After a day of riding, head into the heart of Ketchum for a well-deserved bite to eat. Warfield Distillery & Brewery serves up delectable dishes of sustainably sourced food paired with craft beer concoctions like Goat Sweater Amber and handcrafted cocktails using Warfield’s own small-batch gin, vodka and brandy. The rooftop deck is a perfect spot to relax and enjoy the views of Bald Mountain and celebrate a day of adventure.

building exterior
Warfield Distillery & Brewery, Ketchum. Photo Credit: Idaho Tourism.


Sun Valley

The legacy of Ernest Hemingway lives on in the Wood River Valley and there are a few ways you can learn more about this well-known author. The Hemingway Memorial overlooks the peaceful Trail Creek at a site just about a mile and a half from the Sun Valley Lodge. Stop in at The Community Library to explore books by and about Ernest Hemingway, and don’t forget to take a stroll through the Hemingway collection on display at the Sun Valley Museum of History. Head over to the Ketchum Cemetery to find Hemingway’s final resting place or check out this self-guided tour to learn more about the man and his ties to the area.

Ernest Hemingway Memorial, Near Sun Valley. Photo Credit: Idaho Tourism
Ernest Hemingway Memorial, Sun Valley. Photo Credit: Idaho Tourism.

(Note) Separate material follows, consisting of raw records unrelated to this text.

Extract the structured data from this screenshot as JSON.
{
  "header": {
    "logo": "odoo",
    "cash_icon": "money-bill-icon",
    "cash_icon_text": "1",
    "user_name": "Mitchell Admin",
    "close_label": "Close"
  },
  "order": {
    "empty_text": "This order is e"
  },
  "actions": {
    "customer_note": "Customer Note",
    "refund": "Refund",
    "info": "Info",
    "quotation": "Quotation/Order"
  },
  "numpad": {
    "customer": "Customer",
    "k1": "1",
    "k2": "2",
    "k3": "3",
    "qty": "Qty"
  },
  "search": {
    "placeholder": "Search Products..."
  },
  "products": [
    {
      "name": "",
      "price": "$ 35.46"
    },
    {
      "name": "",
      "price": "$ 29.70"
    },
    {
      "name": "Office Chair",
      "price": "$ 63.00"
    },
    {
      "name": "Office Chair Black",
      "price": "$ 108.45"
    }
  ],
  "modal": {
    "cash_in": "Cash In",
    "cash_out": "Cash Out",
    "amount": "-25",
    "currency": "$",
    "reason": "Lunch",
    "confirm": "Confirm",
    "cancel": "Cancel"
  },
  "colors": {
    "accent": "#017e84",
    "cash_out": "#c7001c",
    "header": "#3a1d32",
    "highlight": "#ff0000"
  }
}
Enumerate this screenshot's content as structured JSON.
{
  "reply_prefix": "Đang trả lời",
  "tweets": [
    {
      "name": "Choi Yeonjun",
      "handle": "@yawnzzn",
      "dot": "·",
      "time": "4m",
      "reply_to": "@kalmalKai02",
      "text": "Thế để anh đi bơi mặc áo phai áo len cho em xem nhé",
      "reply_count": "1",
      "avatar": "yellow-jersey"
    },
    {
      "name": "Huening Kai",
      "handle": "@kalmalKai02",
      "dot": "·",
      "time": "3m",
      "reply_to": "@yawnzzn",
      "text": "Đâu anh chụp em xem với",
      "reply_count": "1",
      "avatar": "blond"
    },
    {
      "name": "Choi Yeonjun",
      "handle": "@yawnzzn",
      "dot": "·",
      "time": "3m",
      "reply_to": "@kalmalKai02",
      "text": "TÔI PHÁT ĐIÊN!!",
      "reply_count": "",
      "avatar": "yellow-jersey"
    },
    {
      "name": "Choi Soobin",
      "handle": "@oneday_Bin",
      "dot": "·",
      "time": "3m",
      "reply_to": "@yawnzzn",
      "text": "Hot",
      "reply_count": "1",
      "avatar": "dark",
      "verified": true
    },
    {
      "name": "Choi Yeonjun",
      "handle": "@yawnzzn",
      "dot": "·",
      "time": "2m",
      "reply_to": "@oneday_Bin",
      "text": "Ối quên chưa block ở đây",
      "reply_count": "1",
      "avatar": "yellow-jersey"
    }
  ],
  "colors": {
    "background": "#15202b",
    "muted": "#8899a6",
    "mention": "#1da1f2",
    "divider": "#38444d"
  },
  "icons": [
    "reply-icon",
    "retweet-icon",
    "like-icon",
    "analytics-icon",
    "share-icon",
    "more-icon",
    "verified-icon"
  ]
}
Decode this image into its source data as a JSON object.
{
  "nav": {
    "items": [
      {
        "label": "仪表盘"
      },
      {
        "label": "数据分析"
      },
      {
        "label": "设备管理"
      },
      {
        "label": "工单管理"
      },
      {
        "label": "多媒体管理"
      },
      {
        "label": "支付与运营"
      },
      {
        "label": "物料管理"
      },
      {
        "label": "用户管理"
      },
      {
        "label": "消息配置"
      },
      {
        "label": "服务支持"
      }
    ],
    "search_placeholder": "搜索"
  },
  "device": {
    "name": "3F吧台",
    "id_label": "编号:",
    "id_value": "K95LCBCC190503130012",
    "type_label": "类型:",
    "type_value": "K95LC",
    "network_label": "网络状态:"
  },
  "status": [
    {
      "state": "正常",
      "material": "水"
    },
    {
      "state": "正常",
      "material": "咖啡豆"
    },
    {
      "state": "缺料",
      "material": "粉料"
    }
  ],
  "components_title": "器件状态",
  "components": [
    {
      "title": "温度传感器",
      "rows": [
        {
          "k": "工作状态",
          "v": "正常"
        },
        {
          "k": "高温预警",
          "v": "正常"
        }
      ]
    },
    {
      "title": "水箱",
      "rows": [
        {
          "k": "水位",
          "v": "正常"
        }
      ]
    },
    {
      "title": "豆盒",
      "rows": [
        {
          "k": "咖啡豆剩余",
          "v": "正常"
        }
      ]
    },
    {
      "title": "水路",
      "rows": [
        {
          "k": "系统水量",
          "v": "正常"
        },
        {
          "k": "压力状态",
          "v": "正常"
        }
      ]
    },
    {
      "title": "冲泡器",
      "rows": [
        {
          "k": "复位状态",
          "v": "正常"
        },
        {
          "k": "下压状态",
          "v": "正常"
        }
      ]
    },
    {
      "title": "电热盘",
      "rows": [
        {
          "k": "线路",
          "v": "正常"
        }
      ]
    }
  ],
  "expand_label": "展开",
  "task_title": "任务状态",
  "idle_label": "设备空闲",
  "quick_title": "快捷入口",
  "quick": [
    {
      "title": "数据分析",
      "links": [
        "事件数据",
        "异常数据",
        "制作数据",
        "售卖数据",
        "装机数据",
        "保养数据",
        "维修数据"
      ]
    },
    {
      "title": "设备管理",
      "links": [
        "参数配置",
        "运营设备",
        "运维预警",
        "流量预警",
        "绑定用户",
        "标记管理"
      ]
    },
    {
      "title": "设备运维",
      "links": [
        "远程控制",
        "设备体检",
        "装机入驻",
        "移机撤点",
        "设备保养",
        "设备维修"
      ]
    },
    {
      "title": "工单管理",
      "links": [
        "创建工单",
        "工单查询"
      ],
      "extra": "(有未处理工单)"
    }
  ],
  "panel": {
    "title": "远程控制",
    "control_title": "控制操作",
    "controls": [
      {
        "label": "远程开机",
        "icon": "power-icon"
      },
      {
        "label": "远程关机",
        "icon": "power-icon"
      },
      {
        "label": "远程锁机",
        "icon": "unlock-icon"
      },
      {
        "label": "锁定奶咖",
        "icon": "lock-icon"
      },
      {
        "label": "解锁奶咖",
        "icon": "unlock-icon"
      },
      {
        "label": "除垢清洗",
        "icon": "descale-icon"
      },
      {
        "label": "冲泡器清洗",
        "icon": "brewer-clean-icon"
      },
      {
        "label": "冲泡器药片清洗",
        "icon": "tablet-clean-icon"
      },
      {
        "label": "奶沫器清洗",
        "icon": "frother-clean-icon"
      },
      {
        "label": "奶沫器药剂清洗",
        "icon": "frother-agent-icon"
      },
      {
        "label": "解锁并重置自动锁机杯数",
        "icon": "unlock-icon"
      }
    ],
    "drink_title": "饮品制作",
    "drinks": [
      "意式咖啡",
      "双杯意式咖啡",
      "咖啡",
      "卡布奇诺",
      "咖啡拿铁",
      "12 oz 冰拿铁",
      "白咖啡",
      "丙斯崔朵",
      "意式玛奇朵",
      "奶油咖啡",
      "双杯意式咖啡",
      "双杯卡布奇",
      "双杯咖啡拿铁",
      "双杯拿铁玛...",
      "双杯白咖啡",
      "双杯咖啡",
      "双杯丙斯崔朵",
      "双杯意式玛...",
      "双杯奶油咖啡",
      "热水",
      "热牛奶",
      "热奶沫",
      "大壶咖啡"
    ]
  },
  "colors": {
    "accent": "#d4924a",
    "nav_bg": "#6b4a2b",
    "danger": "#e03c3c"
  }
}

Dark skies are the star of the show in the Sawtooth National Recreation Area. The hiking and camping options in this area near Stanley are top-notch, to say the least, so if a day hike is all you have time for, you won’t be disappointed. Swing into the Stanley Sawtooth Chamber of Commerce for detailed maps on hiking, biking, camping, and other available experiences. If you have the time to spend a night or two backpacking in this backcountry wilderness, you’ll be treated to a serious nighttime show. The Sawtooth National Recreation Area makes up just a small portion of the 1,416 total square miles of the Central Idaho Dark Sky Reserve– which also includes Ketchum, Sun Valley and Stanley. Central Idaho is home to the first designated International Dark Sky Reserve in the country, which means you’ll find the darkest of night skies here, making it easy to spot the Milky Way, meteors, comets and other space objects.